Charity Project Manager @ charity "Maslaha", School with Roots programme
Nirad is 23, lives in Birmingham and grew up in a Jamaican and Indian household. He works as Project Manager with the charity Maslaha on their School with Roots programme. Through this he works directly in primary schools and with trainee teachers. He is a member of the grassroots Black-led and abolitionist group No More Exclusions. He is an observer with Jamaica LANDS. He is also a marketing and publicity assistant for the National Mikey Powell Memorial Family Fund. He is a teacher at The Children of the Sun Saturday School in North Birmingham. His introduction to Jamaican history began at home and he studied this further through an undergraduate geography degree in London and on Occupied Ohlone Land.

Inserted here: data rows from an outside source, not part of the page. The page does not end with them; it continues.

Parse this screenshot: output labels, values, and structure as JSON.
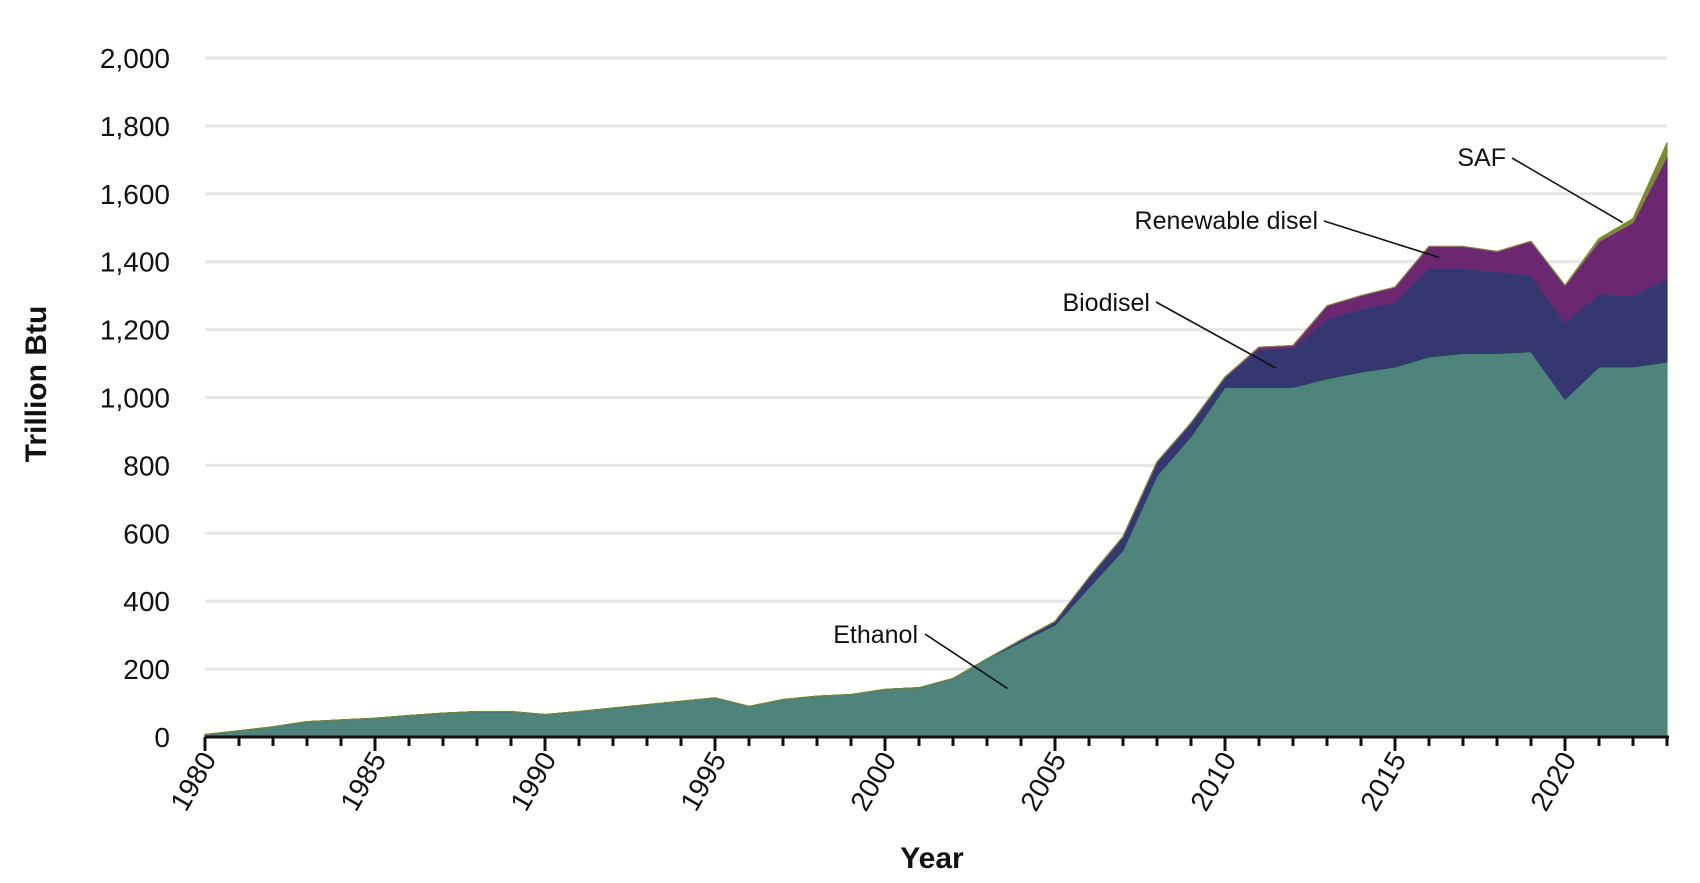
{
  "chart_data": {
    "type": "area",
    "stacked": true,
    "title": "",
    "xlabel": "Year",
    "ylabel": "Trillion Btu",
    "xlim": [
      1980,
      2023
    ],
    "ylim": [
      0,
      2000
    ],
    "grid": true,
    "x_ticks": [
      "1980",
      "1985",
      "1990",
      "1995",
      "2000",
      "2005",
      "2010",
      "2015",
      "2020"
    ],
    "x_tick_values": [
      1980,
      1985,
      1990,
      1995,
      2000,
      2005,
      2010,
      2015,
      2020
    ],
    "y_ticks": [
      "0",
      "200",
      "400",
      "600",
      "800",
      "1,000",
      "1,200",
      "1,400",
      "1,600",
      "1,800",
      "2,000"
    ],
    "y_tick_values": [
      0,
      200,
      400,
      600,
      800,
      1000,
      1200,
      1400,
      1600,
      1800,
      2000
    ],
    "x": [
      1980,
      1981,
      1982,
      1983,
      1984,
      1985,
      1986,
      1987,
      1988,
      1989,
      1990,
      1991,
      1992,
      1993,
      1994,
      1995,
      1996,
      1997,
      1998,
      1999,
      2000,
      2001,
      2002,
      2003,
      2004,
      2005,
      2006,
      2007,
      2008,
      2009,
      2010,
      2011,
      2012,
      2013,
      2014,
      2015,
      2016,
      2017,
      2018,
      2019,
      2020,
      2021,
      2022,
      2023
    ],
    "series": [
      {
        "name": "Ethanol",
        "color": "#4e847c",
        "values": [
          7,
          18,
          30,
          45,
          50,
          55,
          63,
          70,
          75,
          75,
          66,
          75,
          85,
          95,
          105,
          115,
          90,
          110,
          120,
          125,
          140,
          145,
          172,
          230,
          280,
          330,
          440,
          550,
          770,
          885,
          1030,
          1030,
          1030,
          1055,
          1075,
          1090,
          1120,
          1130,
          1130,
          1135,
          995,
          1090,
          1090,
          1105
        ]
      },
      {
        "name": "Biodiesel",
        "color": "#353771",
        "values": [
          0,
          0,
          0,
          0,
          0,
          0,
          0,
          0,
          0,
          0,
          0,
          0,
          0,
          0,
          0,
          0,
          0,
          0,
          0,
          0,
          0,
          0,
          0,
          0,
          6,
          10,
          30,
          40,
          40,
          40,
          30,
          110,
          115,
          175,
          185,
          190,
          260,
          250,
          240,
          225,
          225,
          215,
          210,
          245
        ]
      },
      {
        "name": "Renewable disel",
        "color": "#6b2870",
        "values": [
          0,
          0,
          0,
          0,
          0,
          0,
          0,
          0,
          0,
          0,
          0,
          0,
          0,
          0,
          0,
          0,
          0,
          0,
          0,
          0,
          0,
          0,
          0,
          0,
          0,
          0,
          0,
          0,
          0,
          0,
          0,
          8,
          8,
          40,
          40,
          45,
          65,
          65,
          60,
          100,
          110,
          155,
          215,
          360
        ]
      },
      {
        "name": "SAF",
        "color": "#7a8a2e",
        "values": [
          0,
          0,
          0,
          0,
          0,
          0,
          0,
          0,
          0,
          0,
          0,
          0,
          0,
          0,
          0,
          0,
          0,
          0,
          0,
          0,
          0,
          0,
          0,
          0,
          0,
          0,
          0,
          0,
          0,
          0,
          0,
          0,
          0,
          0,
          0,
          0,
          0,
          0,
          0,
          0,
          0,
          8,
          12,
          40
        ]
      }
    ],
    "annotations": [
      {
        "series": "SAF",
        "text": "SAF",
        "point_year": 2021.7
      },
      {
        "series": "Renewable disel",
        "text": "Renewable disel",
        "point_year": 2016.3
      },
      {
        "series": "Biodiesel",
        "text": "Biodisel",
        "point_year": 2011.5
      },
      {
        "series": "Ethanol",
        "text": "Ethanol",
        "point_year": 2003.6
      }
    ]
  }
}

Geographical location : Birmingham
Research Area and Interest :
- Summary: A workshop to share early stage research into the creation of pedagogical tools that are being designed for teachers based on archival research about community organisations and radicals emerging, involved and developed before, during and after the 1981 uprisings in England. The purpose of this project is to create pedagogical tools drawn from a selection of archival material and interviews relating to and surrounding the 1981 uprisings. These tools will support and supplement frontline educators to think about a Black studies approach to their pedagogy in public, private and professional situations. The uprisings, based on Rupert Lewis’ experience of the radical seventies in the Caribbean, falls near the end of that “decade”. The insurrections that occurred were reflective of the revolutionary activity of African and other colonised people at that time. The regional and international complexity and lessons of this period have so far not been transformed into tools and learning materials for younger people. This has led to the spread of a neoliberal programme across the English education system leading to an expansion of the number of police in schools and school exclusions which disproportionately affect African students. This research project will serve as a proof of concept for future work that seeks to explore the pedagogical and historical heritage of community institutions and social movements in England. Participants will be invited to take part, learn, critique and take home some of the pedagogical tools that have been created at this stage of the project.